One of the board members was so hungry for change, he just wanted to go for it immediately. I appreciated his zeal because I have a similar personality. Yet, I also have learned, as many of you have, that it’s super easy to start small groups–even 100s of them. Yet, it’s much more difficult to establish a long-term cell group system. Unless the senior pastor and staff are modeling it, cell ministry usually falters over time. .
I suggested that the senior pastor lead the staff in a prototype for at least two months. I then suggested that each staff person lead a turbo type pilot group for four months that consisted of key lay people who were willing to lead an open cell. After the four months, these key lay people would pair off two by two to open their own cells.
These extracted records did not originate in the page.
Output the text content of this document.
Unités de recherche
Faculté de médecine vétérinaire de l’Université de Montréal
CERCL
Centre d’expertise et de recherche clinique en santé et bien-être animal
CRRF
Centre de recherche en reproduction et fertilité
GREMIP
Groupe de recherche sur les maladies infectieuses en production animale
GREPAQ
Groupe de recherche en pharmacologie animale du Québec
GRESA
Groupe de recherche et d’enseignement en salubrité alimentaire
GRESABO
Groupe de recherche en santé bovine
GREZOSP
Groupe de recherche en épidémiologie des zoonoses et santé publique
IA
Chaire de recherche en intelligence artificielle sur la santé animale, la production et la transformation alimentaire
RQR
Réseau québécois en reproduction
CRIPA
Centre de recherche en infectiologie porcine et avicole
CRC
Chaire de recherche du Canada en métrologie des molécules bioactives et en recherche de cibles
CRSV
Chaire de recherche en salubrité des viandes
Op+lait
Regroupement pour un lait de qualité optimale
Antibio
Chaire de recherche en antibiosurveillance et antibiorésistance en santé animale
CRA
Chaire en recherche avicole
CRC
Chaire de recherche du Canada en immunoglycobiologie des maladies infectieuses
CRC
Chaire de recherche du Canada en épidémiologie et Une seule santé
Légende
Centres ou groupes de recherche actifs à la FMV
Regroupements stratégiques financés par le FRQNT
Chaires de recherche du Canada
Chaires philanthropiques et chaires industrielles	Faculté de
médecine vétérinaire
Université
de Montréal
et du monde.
The senior pastor and staff could start leading a normal open cell (3-15 that meets weekly outside the church building for the purpose of evangelism, community, and discipleship with the goal of multiplication) at that time.
I recommended that then, and only then, the church make an announcement about the new cell church vision.
I was very impressed with the urgency/passion level among the key leadership. They really wanted to become a cell church. I’m seeing this same passion more and more, not just in majority/third-world chruches, but also in the western world.
According to Jim Egli’s research, coaching is even more important than training to assure long term success. I’ll be covering the topic of coaching in my next few blogs.